Twin City was a $22.5 million participant in a combined lines program providing plaintiff with a total of $200,000 million in bankers’ professional liability insurance effective November 30, 1997 to November 30, 2001. Twin City was not a participant at the inception of the program, but effective July 15, 2000, it replaced Reliance Insurance Company as an excess insurer. The claims-made policy afforded coverage for both claims made against the insured during the policy period, as well as claims made subsequent to the policy period provided the insured gave notice during the policy term of any act, error, or omission that would subsequently give rise to a claim.
In late November 2001, the 97-01 program was expiring and plaintiff was seeking a renewal of its insurance for the 2001-2002 policy period. At that time, Enron’s credit rating had been down-rated to junk status, and there was speculation in the press that Enron was headed for bankruptcy. As JP Morgan’s insurers were becoming concerned about the possibility of providing coverage for Enron claims in the new policy period, the insurers inquired whether the plaintiff had notice or was going to notice potential Enron claims under the 97-01 policy.
Plaintiff’s vice president made the decision to notice the potential claims under the 97-01 program because he was concerned about potential claims that might arise from the plaintiff’s provision of professional services to Enron, and because he wanted to obtain coverage for the 01-02 period. On November 29, 2001, the plaintiff’s insurance broker sent an e-mail to the 01-02 insurers, including Twin City, advising that it would agree to put the expiring contract on notice of the Enron circumstance.
On November 29, 2001, three hours before the 97-01 policy was to expire, plaintiff sent an e-mail providing notice that plaintiff anticipated it may be named in litigation expected to arise out of the financial difficulties of Enron. The notice provided that the potential claims could include allegations of breach of a fiduciary duty, fraudulent conveyance, and misrepresentations.
After defending and settling litigation that did indeed result from the Enron melt-down, the plaintiff sought reimbursement under the Twin City policy. Twin City countered that plaintiff did not satisfy the notice provisions of the policy because at the time of the email, the plaintiff had no awareness of any wrongful act nor did the notice identify any specific wrongful act.

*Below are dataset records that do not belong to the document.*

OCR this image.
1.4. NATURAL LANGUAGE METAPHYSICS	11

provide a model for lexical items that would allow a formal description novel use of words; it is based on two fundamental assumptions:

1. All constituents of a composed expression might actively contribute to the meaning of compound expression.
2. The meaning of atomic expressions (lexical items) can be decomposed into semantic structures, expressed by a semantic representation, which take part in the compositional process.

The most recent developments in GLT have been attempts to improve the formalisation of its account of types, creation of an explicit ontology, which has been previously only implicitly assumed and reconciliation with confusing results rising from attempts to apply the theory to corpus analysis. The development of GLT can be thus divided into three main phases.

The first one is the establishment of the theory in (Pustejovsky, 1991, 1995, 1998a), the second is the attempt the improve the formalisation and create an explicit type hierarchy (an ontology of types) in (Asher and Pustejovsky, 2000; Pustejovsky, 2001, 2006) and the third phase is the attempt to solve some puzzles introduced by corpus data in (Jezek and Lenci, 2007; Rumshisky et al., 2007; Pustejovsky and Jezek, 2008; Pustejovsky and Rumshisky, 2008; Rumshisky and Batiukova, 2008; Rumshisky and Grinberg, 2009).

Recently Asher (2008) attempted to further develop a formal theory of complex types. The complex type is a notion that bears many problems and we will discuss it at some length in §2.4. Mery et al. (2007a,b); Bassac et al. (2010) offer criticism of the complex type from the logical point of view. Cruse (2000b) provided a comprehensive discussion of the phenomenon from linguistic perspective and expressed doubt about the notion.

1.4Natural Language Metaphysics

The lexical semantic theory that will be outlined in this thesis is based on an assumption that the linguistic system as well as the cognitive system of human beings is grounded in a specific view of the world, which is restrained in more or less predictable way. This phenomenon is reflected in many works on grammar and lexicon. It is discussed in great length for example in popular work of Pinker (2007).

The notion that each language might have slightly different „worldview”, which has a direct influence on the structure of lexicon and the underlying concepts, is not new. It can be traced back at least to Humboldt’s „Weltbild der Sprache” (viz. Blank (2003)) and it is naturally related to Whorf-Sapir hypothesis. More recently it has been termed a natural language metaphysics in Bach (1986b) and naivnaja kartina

The court disagreed and stated that it was clear from the record there was a heightened awareness by both the plaintiff and its insurers in the days prior to the expiration of the 97-01 policy of the pending implosion Enron. This awareness led to the last-minute notice of potential claims encompassing a wide range of legal and financial issues that were almost certain to arise.
The court concluded that the notice at issue here made reference to Enron, plaintiff’s catalog of transactions with Enron and was analogous to, if not more detailed than, other notices that have been held to be sufficient pursuant to similar notice provisions in claims-made policies. Accordingly, the court affirmed the award of summary judgment in favor of the policyholder.
Impact: The insurer had a fair argument that the notice provided by the policyholder was somewhat vague. At the time the notice was provided, it seemed likely that claims arising out of the Enron melt-down were likely, but there certainly were no claims existing at that time, nor were there any specific allegations that the policyholder could point to. Despite this, the court held that the notice requirement was satisfied. Arguably, the close interaction between the policyholder, the broker, and the insurers in the time leading up to the expiration of the 97-01 policies, as well as the issuing of policies for the 01-02 period, likely hurt the insurer’s argument that the notice provision was not satisfied. In the end, the court concluded that the last-minute e-mail sent by the policyholder provided sufficient notice to the insurer and complied with the policy.